In my experiences, I've found that there are two sorts of colorblindness that people refer to -- one of these is good, the other...not so much. First, there's the notion of being able to see beyond someone's race or ethnicity in order to treat them with fairness, justice and equality. This is a good thing. This is what Martin Luther King, Jr. Referred to in his "I Have a Dream" speech when he envisioned the day that his children "will not be judged by the color of their skin but by the content of their character." To treat individuals as individuals and not mistreat them based on stereotypes or racist notions is something that we should all strive for.

Secondly, there's the mindset of colorblindness where people claim to not notice someone's skin color. These are typically the same people who proudly proclaim that "there's only one race -- the human race -- and that's all I see." Because racism is seen as such a horrible sin in our culture, many white people do everything they can to distance themselves from any accusations of racism. Thus, the comments of "one of my best friends is black" or "I don't have a racist bone in my body" become the punchline lines for jokes in our ethnic communities because they hear these lines so often. It amazes me that evangelicals that firmly believe in the sinfulness of man, and can readily admit their own struggles with pride, lust, greed or jealously, cannot acknowledge even the remotest possibility that they may have personal prejudices towards ethnic minority groups.

The reality is that America has a wicked and atrocious history when it comes to race. Racism is an unfortunate part of our country's history...and it continues into today. Though we've made many strides, racism is certainly not a thing of the past. To assume that we have grown up in a country that has a history like ours and feel that we remain untouched by it personally is both delusional and naive.

Because of our history, white people can struggle with a superiority complex and those of ethnic minority groups can suffer from self-hatred. When a white person claims to be colorblind, that can be interpreted as wanting others to lose their distinctiveness and just become like them. This is why I don't like America being referred to as a melting pot. I much rather prefer to view America as a stew. You see, a stew is a dish with distinct ingredients that each have their own flavor. But when you put all these ingredients together, it tastes better. But a carrot is still a carrot; a piece of beef doesn't become an onion. Each ingredient retains its own qualities.

So, instead of us attempting to be "colorblind", we need to learn to do two things. First, we need to recognize, celebrate and esteem the diversity in our cultures. By not ignoring our differences, but by embracing them, we can appreciate one another's backgrounds and values. God made our people groups uniquely different and the ability to appreciate those different than us is a wonderful thing.

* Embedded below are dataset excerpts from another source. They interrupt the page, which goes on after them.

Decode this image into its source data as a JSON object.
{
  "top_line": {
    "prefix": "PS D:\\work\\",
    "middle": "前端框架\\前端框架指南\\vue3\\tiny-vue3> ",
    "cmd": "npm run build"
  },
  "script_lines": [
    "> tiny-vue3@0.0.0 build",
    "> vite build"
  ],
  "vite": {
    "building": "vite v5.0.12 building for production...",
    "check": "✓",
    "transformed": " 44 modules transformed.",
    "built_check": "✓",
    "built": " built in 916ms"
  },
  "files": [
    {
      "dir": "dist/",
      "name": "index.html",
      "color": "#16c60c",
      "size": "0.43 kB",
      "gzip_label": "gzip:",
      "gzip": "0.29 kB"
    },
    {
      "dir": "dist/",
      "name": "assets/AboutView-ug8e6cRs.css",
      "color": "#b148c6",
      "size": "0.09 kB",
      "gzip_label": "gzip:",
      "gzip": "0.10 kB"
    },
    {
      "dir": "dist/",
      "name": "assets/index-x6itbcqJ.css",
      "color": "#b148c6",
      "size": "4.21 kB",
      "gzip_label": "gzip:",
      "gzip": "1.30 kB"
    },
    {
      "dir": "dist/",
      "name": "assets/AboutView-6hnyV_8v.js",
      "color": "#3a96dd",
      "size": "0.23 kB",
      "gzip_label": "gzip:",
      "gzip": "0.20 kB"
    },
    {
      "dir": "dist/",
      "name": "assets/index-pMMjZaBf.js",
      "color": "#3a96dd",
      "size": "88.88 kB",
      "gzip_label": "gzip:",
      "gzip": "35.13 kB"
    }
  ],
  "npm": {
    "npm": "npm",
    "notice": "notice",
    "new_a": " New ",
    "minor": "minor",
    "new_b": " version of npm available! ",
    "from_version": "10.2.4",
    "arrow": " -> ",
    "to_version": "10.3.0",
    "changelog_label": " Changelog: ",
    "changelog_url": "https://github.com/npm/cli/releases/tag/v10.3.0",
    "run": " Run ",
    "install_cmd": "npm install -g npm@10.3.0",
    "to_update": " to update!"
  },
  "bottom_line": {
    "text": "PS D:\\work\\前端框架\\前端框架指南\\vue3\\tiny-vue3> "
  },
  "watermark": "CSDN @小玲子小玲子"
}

Second, while celebrating our cultures, we need to acknowledge that people are individuals and not assume that just because some is of a certain ethnicity that we can predict behavior or "pigeonhole" them based on stereotypes. Not all black people like hip-hop; not all Asians are proficient in karate; and Lord knows, I don't like country music. We can appreciate and value the differences between our cultures, yet still allow individuals be who God made them uniquely to be.

This combination of celebrating diversity and allowing people to be themselves can move us forward in helping to share the love of God with millions of people that need to meet the One who made them.


Anonymous said...

Excellent article...however, I have also found that we are color blind with in colors...that is to say when we speak of racist we think of black vs white. We don't always think of Native Americans which are one of the more oppressed peoples in America.

scottmcrocker said...

I do agree with you that Native Americans are oftentimes neglected and ignored. Because there are only about 2 million American Indians, they are underrepresented in government and the media. It could be reasonably argued that their problems are the greatest of any ethnic group in America -- the suicidal and alcoholism rates are quite disturbing. My experiences have been primarily with African Americans and that is what I comment on most frequently, but I do think your comment is true.